Thus, the LNA 103 and mixer 104 operate in the full ISM band from
2.4 GHz-2.5 GHz.
[0004] The ISM band transmitter of one radio in the electronic
device is located very close to the ISM band receiver of the other
radio. If the transmitter transmits a signal in the ISM band at the
same time that the receiver is receiving a wanted signal in the ISM
band, problems arise. This is because the receiver will also pick
up the transmitted signal. The transmitted signal is in the ISM
band and hence will pass through the BPF 102 to the LNA 103. The
transmitted signal has a much higher power than the wanted signal,
and hence is likely to overload both the LNA 103 and the mixer 104.
This causes the LNA and mixer to compress, i.e. to start acting in
a non-linear way which affects the signals that they output. This
is likely to inhibit detection of the wanted signal. In a device
comprising a Bluetooth radio and a WiFi radio, this problem is
particularly pronounced when the WiFi radio is transmitting and the
Bluetooth radio is receiving because in a typical application, the
power of the WiFi transmitter is of the order of ten times or more
that of the BT transmitter.
[0005] Problems also occur if the two radios transmit at the same
time. This causes intermodulation distortion, i.e. the two
transmitted signals mix to form additional signals that are not
harmonics of either individual transmitted signal, the most
significant of these being, but not limited to, the third and
fifth-order intermodulation products. Since the transmitted signals
are in the same frequency band, the additional signals formed tend
to be too close to the transmitted signals to be filtered out.
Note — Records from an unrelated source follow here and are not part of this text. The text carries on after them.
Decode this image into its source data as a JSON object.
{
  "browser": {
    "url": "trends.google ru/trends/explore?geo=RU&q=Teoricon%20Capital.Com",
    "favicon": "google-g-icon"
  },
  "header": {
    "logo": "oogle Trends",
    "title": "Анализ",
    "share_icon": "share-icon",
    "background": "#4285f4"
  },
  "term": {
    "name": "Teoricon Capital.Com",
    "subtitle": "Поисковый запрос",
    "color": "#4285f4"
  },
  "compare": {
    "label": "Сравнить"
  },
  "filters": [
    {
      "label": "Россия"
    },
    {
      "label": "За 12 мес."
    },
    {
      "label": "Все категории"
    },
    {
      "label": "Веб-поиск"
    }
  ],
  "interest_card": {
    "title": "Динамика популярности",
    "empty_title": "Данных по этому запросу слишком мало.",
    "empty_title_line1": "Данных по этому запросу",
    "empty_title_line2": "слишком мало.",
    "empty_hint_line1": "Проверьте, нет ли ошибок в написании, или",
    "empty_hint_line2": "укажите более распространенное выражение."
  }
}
Intermodulation distortion can lead to channels being blocked.
Furthermore, intermodulation distortion can lead to the transmitter
failing the transmitter mask and spurious products tests which are
performed to show that the transmitter complies with the
regulations regarding transmitted power limits inside and outside
the transmitter band.
[0006] Due to these problems, it is necessary to isolate one radio
system from the other in a device incorporating both such that
interference experienced by one of the systems as a result of the
other is not so extreme as to prevent that system from being able
to successfully transmit and receive data.
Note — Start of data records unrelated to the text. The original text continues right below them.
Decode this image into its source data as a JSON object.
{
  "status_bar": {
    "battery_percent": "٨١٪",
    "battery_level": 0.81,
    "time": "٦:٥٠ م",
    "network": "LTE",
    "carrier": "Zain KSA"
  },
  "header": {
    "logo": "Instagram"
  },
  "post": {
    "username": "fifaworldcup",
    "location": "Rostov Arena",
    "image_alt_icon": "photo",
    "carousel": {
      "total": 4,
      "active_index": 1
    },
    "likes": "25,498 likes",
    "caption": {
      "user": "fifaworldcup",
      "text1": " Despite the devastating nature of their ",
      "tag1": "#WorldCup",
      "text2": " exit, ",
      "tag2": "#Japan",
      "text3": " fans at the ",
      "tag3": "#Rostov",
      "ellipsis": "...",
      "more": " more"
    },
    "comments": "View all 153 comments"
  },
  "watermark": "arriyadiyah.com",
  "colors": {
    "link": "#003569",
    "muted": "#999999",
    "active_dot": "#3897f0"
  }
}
[0007] One known way of achieving this isolation is to use a
so-called digital "coexistence" interface. This is illustrated in
FIG. 2. Coexistence interface 203 connects radio 1 201 and radio 2
202 together. The Coexistence interface 203 uses software
arbitration and scheduling to control which of radios 1 and 2
transmits and receives at any particular time. This arbitration is
arranged such that (i) the radios do not transmit at the same time,
(ii) neither radio transmits whilst the other radio is receiving,
and (iii) neither radio receives whilst the other radio is
transmitting. It is possible for both radios to be receiving
simultaneously if their front-end architecture supports this
function. Thus at any one instant in time, only one of the
following three actions can occur: (i) radio 1 is transmitting,
(ii) radio 2 is transmitting, (iii) either radio 1 or radio 2 or
both radios are receiving. Although effective at achieving the
desired radio isolation, this solution potentially suffers from low
data throughput since the radios cannot simultaneously transmit and
receive.
[0008] Another known way of achieving the isolation is to increase
the spatial separation of the antennas of the radios. This solution
runs contrary to the ever present market demand to decrease the
size of products. In order to achieve adequate isolation using two
chip antennas, a spatial separation of .sup..about.1 m is required,
which is incompatible with the size of any handheld device.
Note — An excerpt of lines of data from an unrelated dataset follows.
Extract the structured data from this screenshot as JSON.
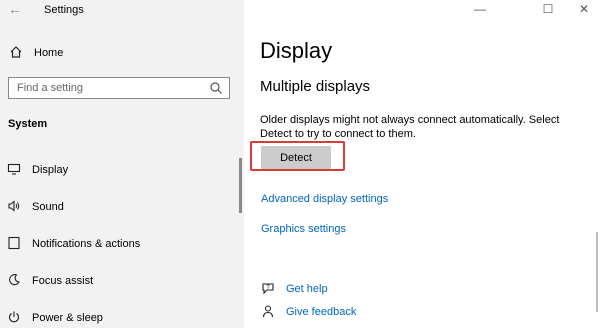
{
  "window": {
    "title": "Settings",
    "back_icon": "←",
    "minimize_icon": "—",
    "maximize_icon": "☐",
    "close_icon": "✕"
  },
  "sidebar": {
    "home_label": "Home",
    "search_placeholder": "Find a setting",
    "section_label": "System",
    "items": [
      {
        "label": "Display",
        "icon": "display-icon"
      },
      {
        "label": "Sound",
        "icon": "sound-icon"
      },
      {
        "label": "Notifications & actions",
        "icon": "notifications-icon"
      },
      {
        "label": "Focus assist",
        "icon": "focus-assist-icon"
      },
      {
        "label": "Power & sleep",
        "icon": "power-icon"
      }
    ]
  },
  "main": {
    "page_title": "Display",
    "section_title": "Multiple displays",
    "description": "Older displays might not always connect automatically. Select Detect to try to connect to them.",
    "detect_label": "Detect",
    "links": {
      "advanced": "Advanced display settings",
      "graphics": "Graphics settings"
    },
    "help": {
      "get_help": "Get help",
      "give_feedback": "Give feedback"
    }
  },
  "colors": {
    "accent": "#0067c0",
    "highlight": "#d93b3b",
    "sidebar_bg": "#f2f2f2",
    "button_bg": "#cccccc"
  }
}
However, by achieving isolation of the antennas in this way, both
radios can transmit and receive at the same time. Thus, this
solution does not suffer from the low data throughput problem of
the coexistence solution.
[0009] Efforts have been made to find a small antenna solution
which achieves the desired isolation. One approach has been to
orientate the two antennas at right-angles to each other on a
printed circuit board (PCB). Such an orientation reduces the mutual
interference of the two antennas radiation patterns. FIGS. 3 and 4
illustrate this approach. In FIG. 3, chip antennas 301 and 302 are
orientated at right angles to each other. In FIG. 4, inverted-F
antennas 401 and 402 are orientated at right-angles to each other
in opposite corners of a PCB. However, these antenna configurations
do not achieve sufficient isolation to enable the two radios to
successfully transmit and receive data simultaneously.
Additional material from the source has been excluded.